If the major Linux distributions, with all their resources (including many paid developers), cannot produce a reliable package rollback function, then it can't be in the least bit easy.
I think a more viable solution in the case of Linux is the use of a file system that supports snapshots. When Btrfs finally replaces ext4 as the main Linux file system this could become a possibility, providing the creation and restoration of snapshots can be made simple enough for the average user to perform.
Sometimes it's not that things can't be done as simply that no one wants to do them or they have higher/different priorities. For instance, openSUSE on ARM - not only have other distros ported to ARM, openSUSE's build service is capable of compiling all of openSUSE for ARM now. However, there's the work of fixing packages that assume only x86 or need patches and applying the patches that probably already exist for the Fedora/Debian ARM ports. It was talked about since 2009 and some work was done, but there's just really no one (with ARM knowledge) interested in going the last mile to polish and test an ARM port, so it still doesn't exist even though it would be easier than other distros to port thanks to the build service.

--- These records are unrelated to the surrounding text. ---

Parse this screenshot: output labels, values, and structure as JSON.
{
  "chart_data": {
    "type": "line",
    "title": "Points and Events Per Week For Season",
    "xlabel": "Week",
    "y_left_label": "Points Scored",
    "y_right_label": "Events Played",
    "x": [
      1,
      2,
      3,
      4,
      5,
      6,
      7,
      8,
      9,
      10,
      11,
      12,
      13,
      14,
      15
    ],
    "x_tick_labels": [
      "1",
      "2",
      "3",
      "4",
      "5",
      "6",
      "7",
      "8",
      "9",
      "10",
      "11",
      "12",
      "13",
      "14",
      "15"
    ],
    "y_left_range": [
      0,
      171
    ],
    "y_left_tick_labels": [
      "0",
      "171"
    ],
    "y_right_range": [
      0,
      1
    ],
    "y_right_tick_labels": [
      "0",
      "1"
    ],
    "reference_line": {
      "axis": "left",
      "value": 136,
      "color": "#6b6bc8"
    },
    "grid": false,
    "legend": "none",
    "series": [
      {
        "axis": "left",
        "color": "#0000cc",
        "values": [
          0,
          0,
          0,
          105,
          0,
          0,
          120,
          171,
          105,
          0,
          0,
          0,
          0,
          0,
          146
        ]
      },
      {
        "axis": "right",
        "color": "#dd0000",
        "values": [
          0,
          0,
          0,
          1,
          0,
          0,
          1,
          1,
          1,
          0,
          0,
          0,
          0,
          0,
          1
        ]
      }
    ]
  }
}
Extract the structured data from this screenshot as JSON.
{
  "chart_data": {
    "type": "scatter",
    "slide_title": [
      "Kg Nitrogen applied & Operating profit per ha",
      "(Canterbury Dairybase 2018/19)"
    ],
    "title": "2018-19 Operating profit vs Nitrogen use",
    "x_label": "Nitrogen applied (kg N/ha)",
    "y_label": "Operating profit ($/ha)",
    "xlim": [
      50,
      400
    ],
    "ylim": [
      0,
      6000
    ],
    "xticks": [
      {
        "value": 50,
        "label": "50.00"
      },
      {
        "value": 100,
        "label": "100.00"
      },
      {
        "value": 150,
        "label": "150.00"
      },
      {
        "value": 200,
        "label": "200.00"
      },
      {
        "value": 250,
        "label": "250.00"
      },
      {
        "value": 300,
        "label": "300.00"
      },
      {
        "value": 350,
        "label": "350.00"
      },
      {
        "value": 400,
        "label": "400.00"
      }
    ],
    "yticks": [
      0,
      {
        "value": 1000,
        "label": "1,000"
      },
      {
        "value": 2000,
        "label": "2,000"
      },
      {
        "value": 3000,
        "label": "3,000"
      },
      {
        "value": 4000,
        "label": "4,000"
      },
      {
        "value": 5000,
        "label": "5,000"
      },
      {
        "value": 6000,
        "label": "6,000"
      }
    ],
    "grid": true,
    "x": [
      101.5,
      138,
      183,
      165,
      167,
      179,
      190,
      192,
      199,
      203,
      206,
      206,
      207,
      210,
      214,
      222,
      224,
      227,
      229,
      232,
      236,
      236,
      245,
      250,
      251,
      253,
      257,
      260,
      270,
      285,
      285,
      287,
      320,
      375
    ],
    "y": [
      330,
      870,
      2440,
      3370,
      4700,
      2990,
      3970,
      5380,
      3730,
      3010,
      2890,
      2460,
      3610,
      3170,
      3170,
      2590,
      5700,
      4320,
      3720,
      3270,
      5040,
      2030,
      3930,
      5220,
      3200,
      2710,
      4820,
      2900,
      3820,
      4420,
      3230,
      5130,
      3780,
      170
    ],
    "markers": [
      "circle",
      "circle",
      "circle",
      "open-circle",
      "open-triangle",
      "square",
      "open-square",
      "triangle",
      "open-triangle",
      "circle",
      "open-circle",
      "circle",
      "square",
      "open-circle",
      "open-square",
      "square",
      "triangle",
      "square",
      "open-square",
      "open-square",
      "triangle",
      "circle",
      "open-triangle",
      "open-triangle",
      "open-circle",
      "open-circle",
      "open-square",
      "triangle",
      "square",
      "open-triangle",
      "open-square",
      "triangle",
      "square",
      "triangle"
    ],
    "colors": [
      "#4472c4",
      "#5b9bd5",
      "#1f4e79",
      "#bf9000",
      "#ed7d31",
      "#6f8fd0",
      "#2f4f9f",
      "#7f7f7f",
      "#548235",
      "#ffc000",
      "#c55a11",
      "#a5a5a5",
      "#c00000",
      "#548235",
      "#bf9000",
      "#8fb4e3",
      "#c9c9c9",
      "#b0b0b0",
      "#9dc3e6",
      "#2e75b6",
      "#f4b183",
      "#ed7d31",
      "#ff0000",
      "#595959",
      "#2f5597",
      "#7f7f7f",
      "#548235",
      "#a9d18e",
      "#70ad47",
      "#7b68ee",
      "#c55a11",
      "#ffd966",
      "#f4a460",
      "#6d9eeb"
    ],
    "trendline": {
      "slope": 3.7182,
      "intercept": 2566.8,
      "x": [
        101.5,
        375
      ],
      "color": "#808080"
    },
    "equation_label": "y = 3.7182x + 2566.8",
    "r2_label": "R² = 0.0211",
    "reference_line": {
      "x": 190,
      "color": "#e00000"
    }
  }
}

Fitzcarraldo I remember you were the only one who took my ideas for rollback seriously when I (pleadingly ) brought them up the first time. At that time rather than recommending btrfs you told me all about the NILFS filesystem instead. It's a great idea and the best method as long as you can do partial rollbacks (rolling back system files but not data). Unfortunately neither of these filesystems are solid enough for reliable deployment today.
What about something like rsnapshot?